In consideration of the assets and rights acquired under the Asset Purchase Agreement, Actient made a one-time payment at closing to Columbia of $3.1 million. Columbia recognized a gain in the second quarter of 2011 of $2.5 million on the sale of STRIANT, net of the transfer of inventory, fixed assets related to STRIANT, and the residual prepaid FDA fees.
Under the License Agreement, Columbia has granted to Actient an exclusive (even as to Columbia) irrevocable, perpetual and transferable license in the Territory to the intellectual property primarily related to STRIANT, including a license relating to Columbia's progressive hydration technology used in STRIANT, for use in the treatment of hypogonadism and other indications related to low testosterone levels in men.

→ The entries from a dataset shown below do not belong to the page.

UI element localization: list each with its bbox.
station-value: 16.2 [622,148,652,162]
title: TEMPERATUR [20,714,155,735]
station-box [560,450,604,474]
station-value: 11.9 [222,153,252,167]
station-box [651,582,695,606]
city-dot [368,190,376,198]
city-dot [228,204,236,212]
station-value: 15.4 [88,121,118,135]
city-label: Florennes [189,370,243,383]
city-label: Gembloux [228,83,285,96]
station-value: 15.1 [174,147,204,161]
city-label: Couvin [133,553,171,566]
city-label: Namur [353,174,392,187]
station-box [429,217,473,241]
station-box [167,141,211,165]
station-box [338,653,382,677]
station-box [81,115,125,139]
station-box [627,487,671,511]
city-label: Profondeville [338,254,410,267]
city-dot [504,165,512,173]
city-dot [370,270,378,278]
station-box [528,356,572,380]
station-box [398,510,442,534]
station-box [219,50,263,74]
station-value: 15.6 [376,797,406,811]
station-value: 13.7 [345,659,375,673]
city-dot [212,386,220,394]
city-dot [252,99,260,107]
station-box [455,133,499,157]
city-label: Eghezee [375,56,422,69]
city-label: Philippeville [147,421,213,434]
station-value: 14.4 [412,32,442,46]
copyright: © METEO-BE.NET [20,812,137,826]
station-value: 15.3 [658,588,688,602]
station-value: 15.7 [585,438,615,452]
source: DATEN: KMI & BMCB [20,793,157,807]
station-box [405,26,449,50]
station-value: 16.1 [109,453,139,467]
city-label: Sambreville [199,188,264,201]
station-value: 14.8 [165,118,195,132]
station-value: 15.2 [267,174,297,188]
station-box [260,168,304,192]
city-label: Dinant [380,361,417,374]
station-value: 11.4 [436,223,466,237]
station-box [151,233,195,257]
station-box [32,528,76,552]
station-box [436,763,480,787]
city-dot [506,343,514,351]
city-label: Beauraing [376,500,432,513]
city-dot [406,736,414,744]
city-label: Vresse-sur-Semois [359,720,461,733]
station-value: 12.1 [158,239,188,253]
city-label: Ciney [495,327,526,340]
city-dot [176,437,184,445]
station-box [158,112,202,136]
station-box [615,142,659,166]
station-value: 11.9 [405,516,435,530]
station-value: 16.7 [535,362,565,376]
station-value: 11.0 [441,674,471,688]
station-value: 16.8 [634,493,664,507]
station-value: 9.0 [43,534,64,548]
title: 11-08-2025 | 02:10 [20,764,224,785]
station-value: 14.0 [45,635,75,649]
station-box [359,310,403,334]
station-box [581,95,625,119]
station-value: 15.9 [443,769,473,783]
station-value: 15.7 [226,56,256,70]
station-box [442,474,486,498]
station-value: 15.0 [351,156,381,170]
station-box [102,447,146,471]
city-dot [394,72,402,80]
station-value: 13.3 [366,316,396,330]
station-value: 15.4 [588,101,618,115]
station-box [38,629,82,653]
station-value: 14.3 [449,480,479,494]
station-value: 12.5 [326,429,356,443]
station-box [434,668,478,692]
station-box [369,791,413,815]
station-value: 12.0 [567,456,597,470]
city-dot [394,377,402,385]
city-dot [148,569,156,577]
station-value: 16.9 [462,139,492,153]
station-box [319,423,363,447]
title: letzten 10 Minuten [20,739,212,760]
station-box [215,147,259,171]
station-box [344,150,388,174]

In consideration of the rights granted under the License Agreement, Actient will pay Columbia a royalty on Actient's net sales of STRIANT in the Territory. No royalty is payable on net sales less than ten million dollars ($10,000,000) annually. A seven percent (7%) royalty is payable on sales between ten million dollars ($10,000,000) and twenty million dollars ($20,000,000) annually. A ten percent (10%) royalty is due on sales in excess of twenty million dollars ($20,000,000) annually. The royalty is reduced by fifty percent (50%) upon the expiration or other termination of the STRIANT patent and eliminated in the event of the launch of a generic to STRIANT after the expiration or other termination of the STRIANT patent. No royalty is due after ten years from closing.
See Note 2 for a description of the Company's agreements with Actavis.